Il contributo, proveniente dai fondi dell’8xmille, distribuito secondo il criterio dell’entità della popolazione incrociato col rispettivo numero di contagiati

Oltre 10 milioni di euro provenienti dai fondi dell’8xmilla alla Chiesa cattolica, recuperati dalla finalità a cui erano stati destinati, essenzialmente l’edilizia di culto. È il nuovo contributo straordinario  che la presidenza della Conferenza episcopale italiana ha deliberato di conferire  a quelle diocesi il cui territorio è stato definito dalle autorità pubbliche “zona arancione o zona rossa”. L’ammontare del contributo, si legge in una nota diffusa dalla Conferenza dei vescovi, è stato calcolato secondo il criterio dell’entità della popolazione, incrociato col rispettivo numero di contagiati alla data del 25 aprile 2020.

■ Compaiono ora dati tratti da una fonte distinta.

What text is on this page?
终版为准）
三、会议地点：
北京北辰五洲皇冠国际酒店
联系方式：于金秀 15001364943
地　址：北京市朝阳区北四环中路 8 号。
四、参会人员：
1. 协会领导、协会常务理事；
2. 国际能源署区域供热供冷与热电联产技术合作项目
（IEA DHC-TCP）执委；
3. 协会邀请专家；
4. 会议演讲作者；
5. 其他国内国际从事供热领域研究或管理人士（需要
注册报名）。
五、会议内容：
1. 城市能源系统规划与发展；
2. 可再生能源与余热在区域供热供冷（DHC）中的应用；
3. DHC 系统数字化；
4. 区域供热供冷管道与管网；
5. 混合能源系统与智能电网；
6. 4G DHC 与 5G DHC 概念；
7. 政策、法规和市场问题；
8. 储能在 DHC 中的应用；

Come già i precedenti, anche questo stanziamento è finalizzato a «sostenere persone e famiglie in situazioni di povertà o di necessità, enti e associazioni che operano per il superamento dell’emergenza provocata dalla pandemia, enti ecclesiastici in situazioni di difficoltà. La Chiesa italiana – ricorda la presidenza Cei – è Chiesa di popolo e cerca d’incontrare i bisogni della popolazione, da qualsiasi parte provengano. Anche questa forma di partecipazione alla sofferenza del momento esprime la comunione tra le diocesi, tutte – da Nord a Sud – “sulla stessa barca”, come ha ricordato il Santo Padre il 27 marzo in piazza San Pietro».

L’erogazione del contributo avverrà il 3 giugno e impegna a un utilizzo di tali risorse entro il 31 dicembre 2020; «la rendicontazione – che dovrà essere inviata alla segreteria generale della Cei entro il 28 febbraio 2021 – si atterrà al dettato concordatario (Legge 222/85) e ai criteri di trasparenza, rafforzati dall’Assemblea generale del maggio 2016», è specificato nella nota.